Kita menyaksikan perbedaan – per­be­daan berbagai macam kehidupan serta tingkah laku makhluk – makhluk yang hidup di alam semesta. Kita melihat se­seorang dilahirkan dalam keadaan ber­lebihan, dikarunia dengan pikiran, kepri­badian dan tubuh yang baik ; sedangkan orang lain dilahirkan dalam keadaan seng­sara dan menyedihkan. Bisa terjadi orang yang bajik dan saleh selalu bernasib buruk. Ia tetap miskin dan sengsara mes­kipun ia selalu berlaku jujur dan bajik. Sebaliknya, ada orang lain yang berwatak jahat, kejam dan korup, tetapi selalu mujur, dikaruniai dengan segala bentuk kesenangan.

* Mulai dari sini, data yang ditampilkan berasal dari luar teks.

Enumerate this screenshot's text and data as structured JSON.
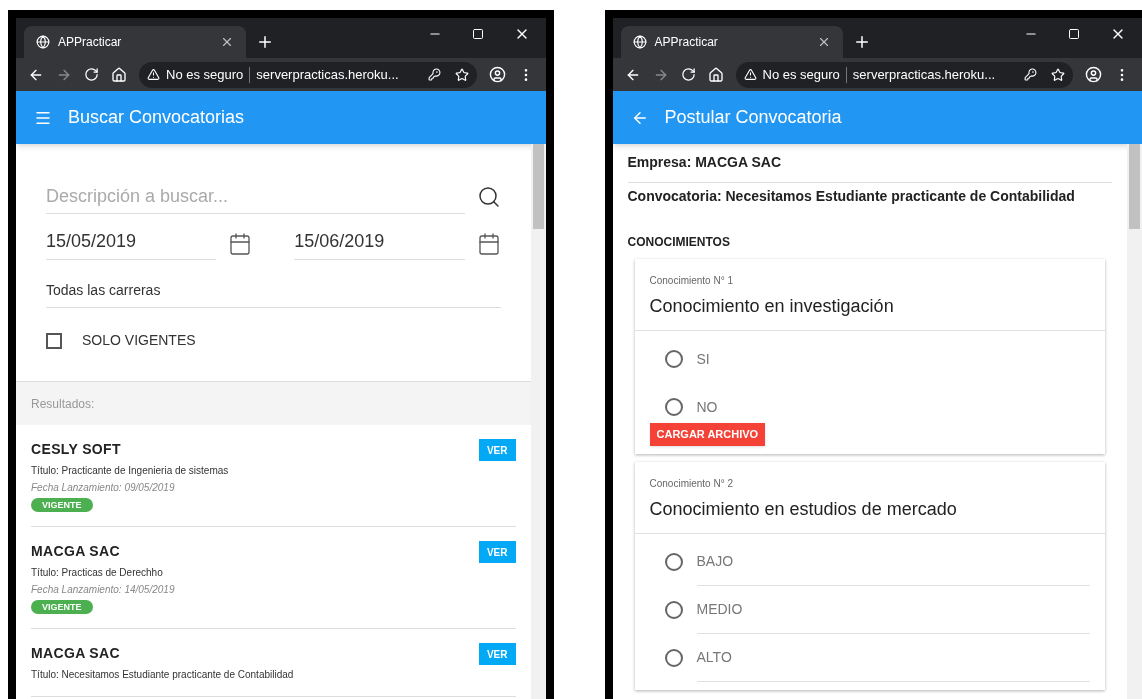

Timbul berbagai pertanyaan dalam diri kita, mengapa seseorang mempunyai kedudukan rendah, sedang orang lain mempunyai kedudukan mulia ? Mengapa seseorang harus direnggut dari tangan ibu yang penuh kasih sayang sewaktu ia masih kanak – kanak, sedangkan orang lain meninggal dalam usia remaja atau pada usia delapan puluh atau seratus tahun ? Mengapa seseorang memiliki fi­sik lemah dan berpenyakitan, sedang orang lain memiliki tubuh yang kuat dan sehat ? Mengapa seseorang berwajah tampan, dan orang lain berwajah buruk ? Mengapa seseorang dibesarkan dalam ke­mewahan, sedang orang lain dibesarkan dalam kemiskinan dan kesengsaraan ? Me­ngapa seseorang terlahir sebagai juta­wan, sedang orang lain terlahir sebagi pe­ngemis ? Mengapa seseorang memiliki ke­cerdasan luar biasa, sedang orang lain begitu bodoh ? Mengapa ada orang yang berbakat sebagai ahli bahasa, artis, ahli matematika atau ahli musik sejak lahir ? Inilah beberapa pertanyaan yang mem­bingungkan orang – orang.

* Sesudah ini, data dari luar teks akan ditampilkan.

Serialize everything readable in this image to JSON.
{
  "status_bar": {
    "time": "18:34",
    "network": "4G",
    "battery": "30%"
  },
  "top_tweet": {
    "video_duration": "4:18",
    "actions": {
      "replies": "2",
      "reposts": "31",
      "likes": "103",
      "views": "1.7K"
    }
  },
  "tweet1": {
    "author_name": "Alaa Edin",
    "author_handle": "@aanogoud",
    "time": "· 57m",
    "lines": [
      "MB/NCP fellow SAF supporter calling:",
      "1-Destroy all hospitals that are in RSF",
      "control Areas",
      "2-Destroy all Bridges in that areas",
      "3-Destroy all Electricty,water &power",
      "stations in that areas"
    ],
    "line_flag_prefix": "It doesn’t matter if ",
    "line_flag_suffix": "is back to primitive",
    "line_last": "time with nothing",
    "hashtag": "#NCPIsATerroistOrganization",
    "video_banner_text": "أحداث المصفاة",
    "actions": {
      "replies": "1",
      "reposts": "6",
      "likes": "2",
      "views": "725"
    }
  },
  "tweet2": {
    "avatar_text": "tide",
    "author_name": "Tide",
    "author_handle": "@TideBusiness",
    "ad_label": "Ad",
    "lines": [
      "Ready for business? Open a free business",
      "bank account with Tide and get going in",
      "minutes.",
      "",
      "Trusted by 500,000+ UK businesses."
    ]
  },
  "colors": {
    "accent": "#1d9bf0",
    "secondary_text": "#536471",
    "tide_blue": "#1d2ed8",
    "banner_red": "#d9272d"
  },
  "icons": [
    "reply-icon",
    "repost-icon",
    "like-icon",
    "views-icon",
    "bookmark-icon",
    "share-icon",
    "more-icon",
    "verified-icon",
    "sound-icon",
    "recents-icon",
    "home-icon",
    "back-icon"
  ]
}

Bagaimana kita harus menerangkan “ ketidakadilan “ dunia, perbedaan – perbedaan di antara umat manusia ini ? Apakah semua fenomena itu terjadi seca­ra kebetulan ?

Dalam dunia ini tak ada sesuatu yang terjadi secara kebetulan. Menyatakan bahwa sesuatu terjadi secara kebetulan ada­­lah sama salahnya dengan menyata­kan Harian Analisa ini ada dengan sen­dirinya tanpa ada faktor – faktor lain se­belumnya. Sesungguhnya, tak ada sesu­atu yang terjadi pada manusia tanpa ala­san dan yang tidak dikehendaki.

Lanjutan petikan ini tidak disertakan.